Later writers have picked up from Toriyama's cues, but have committed a cardinal sin. Theologian Aya Matsui penned the text "Dragonball GT", which shows Goku finally succeeding in purging all of his sins and ascending to Heaven on a giant penis (I'm assuming that metaphor works. Whatever). There's a reason, however, that GT is a minor theological curiosity much like the Gospel of Thomas or Halloween: Resurrection. By allowing Goku to purge of his shame and every time he ever diddled a jungle sheep while being raised by Grandpa Gohan's corpse on the periphery of civilization, we present a tangible goal for our faithful. The theology tightens, the goal is visible, and the effort to reach this goal now becomes visible. How will people be able to reach this unrealistic goal now? Toriyama's genius is that he leaves Goku's ultimate salvation ambiguous: though he reaches newer and newer levels of Super Saiyan, he never achieves total salvation and never truly leaves his purgatory. He starts and raises (kind of) a family within this null void of sin, with this generation all ascending to Aryan race to cleanse the sins of the father. In fact, when Toriyama's treastise ends, you could almost say Goku goes back to square one and has a whole new plate of sins to cleanse when he becomes friendly with a small Ethiopian child.

Butter's in the fridge!

Dragonball Z is a complex work and doesn't always tell us what we want to hear.

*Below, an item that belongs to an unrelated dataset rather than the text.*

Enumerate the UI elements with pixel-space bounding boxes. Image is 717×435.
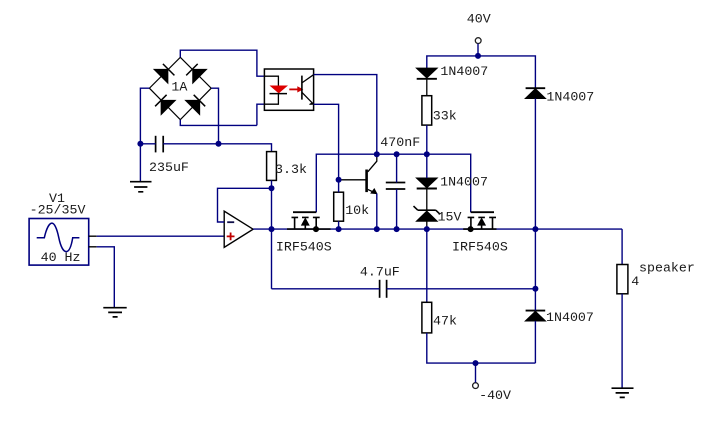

Whether Goku spiritually awakens on Namek, during the Cell Games, or against the Pillsbury Dough Boy, he will be destined to do so again. Likewise, there will always be a more powerful opponent to signify even more sins to purge and evils within to redeem yourself for. But does this mean that you can never ascend to Heaven, or does it simply mean that Heaven only comes for those whose faith lets them survive longer than everyone else? Well, Dragonball Z doesn't answer that question. That's for every individual reader to assess in perspective with his own relationship with God. But, if you'd prefer some respectable commentary to leave us off as you ponder our roles in life, here're some wise words from the man who voiced Goku for several years and thus has much familiarity with Akira Toriyama's thoughts on religion and the cosmic state of man, Sean Schemmel.

"I don't kill people for moral reasons. It's just to watch them die."